I limped out of there, up the 3 painful flights of stairs, and down to the subway for my ride out of the city.  I was going to wait for my sister, but opted to head out because I figured the chances of me actually finding her was pretty slim.  She finished her first marathon and came in in a respectable 4:18:55 while running for her charity.  I'm very proud of her!!

Splits - Boston Marathon (26.2M) - 2:30:00 (5:44 pace) - 76th place (71st Male) - 2nd NH:

MileMile SplitOverall Time
last .21:162:30:05**

**less 5 seconds to get to the start = 2:30:00 Official Time

Looking at my splits, I see mostly positive results and a couple of things I know I need improvement on, but the overall picture is a good one.  

5k Split: 16:51
10k Split: 34:06
Half Marathon: 13:01
20 Mile: 1:53:03 (PR)

Good news is there is always next year!


  1. Nice report Jim.

    The photos i took were at 5.5 and 19.8. You looked quite a bit better at 19.8 this year than last!!
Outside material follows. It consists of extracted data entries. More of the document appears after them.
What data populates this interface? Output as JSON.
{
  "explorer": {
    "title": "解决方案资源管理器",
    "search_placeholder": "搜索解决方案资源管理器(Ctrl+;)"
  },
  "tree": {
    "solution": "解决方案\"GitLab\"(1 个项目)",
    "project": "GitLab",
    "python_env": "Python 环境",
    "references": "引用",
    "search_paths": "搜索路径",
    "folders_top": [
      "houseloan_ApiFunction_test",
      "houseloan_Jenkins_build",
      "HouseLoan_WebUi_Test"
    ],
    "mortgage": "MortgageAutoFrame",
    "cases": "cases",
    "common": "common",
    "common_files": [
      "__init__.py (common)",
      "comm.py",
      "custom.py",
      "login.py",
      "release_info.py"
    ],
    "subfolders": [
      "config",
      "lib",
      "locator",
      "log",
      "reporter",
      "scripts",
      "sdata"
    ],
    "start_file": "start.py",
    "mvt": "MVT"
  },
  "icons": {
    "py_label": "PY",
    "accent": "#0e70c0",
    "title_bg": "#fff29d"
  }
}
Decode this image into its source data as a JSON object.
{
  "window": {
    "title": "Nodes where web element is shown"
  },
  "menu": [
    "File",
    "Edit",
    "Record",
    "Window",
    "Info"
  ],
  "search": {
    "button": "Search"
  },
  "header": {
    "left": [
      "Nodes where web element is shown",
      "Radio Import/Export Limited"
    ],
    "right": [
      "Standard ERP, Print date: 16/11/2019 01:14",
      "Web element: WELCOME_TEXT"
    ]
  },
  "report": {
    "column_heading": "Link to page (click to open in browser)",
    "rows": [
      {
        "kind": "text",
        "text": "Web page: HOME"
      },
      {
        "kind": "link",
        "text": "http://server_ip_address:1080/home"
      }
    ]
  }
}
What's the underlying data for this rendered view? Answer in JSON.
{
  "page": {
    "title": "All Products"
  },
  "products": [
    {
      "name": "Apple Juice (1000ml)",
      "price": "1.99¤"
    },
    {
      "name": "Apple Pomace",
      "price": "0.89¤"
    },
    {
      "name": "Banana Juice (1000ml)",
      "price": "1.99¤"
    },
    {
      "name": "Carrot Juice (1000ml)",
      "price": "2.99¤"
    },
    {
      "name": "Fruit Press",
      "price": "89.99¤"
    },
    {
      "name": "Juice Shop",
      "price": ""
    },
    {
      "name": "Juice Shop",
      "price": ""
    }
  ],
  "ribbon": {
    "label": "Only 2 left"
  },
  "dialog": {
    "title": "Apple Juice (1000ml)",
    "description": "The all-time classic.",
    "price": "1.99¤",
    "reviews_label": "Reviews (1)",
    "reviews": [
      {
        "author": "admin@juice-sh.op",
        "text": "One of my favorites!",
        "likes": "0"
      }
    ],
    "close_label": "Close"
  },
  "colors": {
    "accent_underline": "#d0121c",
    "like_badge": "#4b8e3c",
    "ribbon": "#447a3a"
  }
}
  2. Jim - simply kick ass. Well done man. The improvement on 10k, half, and 20 that you mention over past years is mind boggling - but well deserved. Stoked for you for this year and what you are gonna do at the hill.

  3. Hi Jim,
    I don't know him but Matt Manning's picture was posted on Lagos Lone Oak FB page. He went up to Rye to get his free sundae! Saw his time and wondered if you knew him. Saw you mentioned him here. (small world)
    BTW, my friend John sends his congrats. He's running the Green Bay Marathon next month.
    Again, super race!

  4. Thanks Bev, I've never talked w/ him, but he occasionally runs races up here (I thought he was living in Louisiana for some reason)...When he comes up this way, he runs for Winner's Circle out of Salisbury, MA. He ran the Rye Harbor 10k a couple years ago and just nipped me there... so he's probably got friends in the area...

  5. Congrats, Jim, great race. You'll find that 1 second and more very soon.

  6. Great race.. and a great account of the details. I wish I could remember my race with as much clarity. Congrats on the PR, it was a fantastic day for it.

  7. Great write up Jim! Even better race, way to really kick some ass!!

  8. Major props to you DoubleJ. A 7:45 PR is super. You're having an awesome season. I hope it keeps rolling for you. Recover well!

  9. Hey Jim,
    Matt Manning does live Louisiana now but is a Hampton NH native.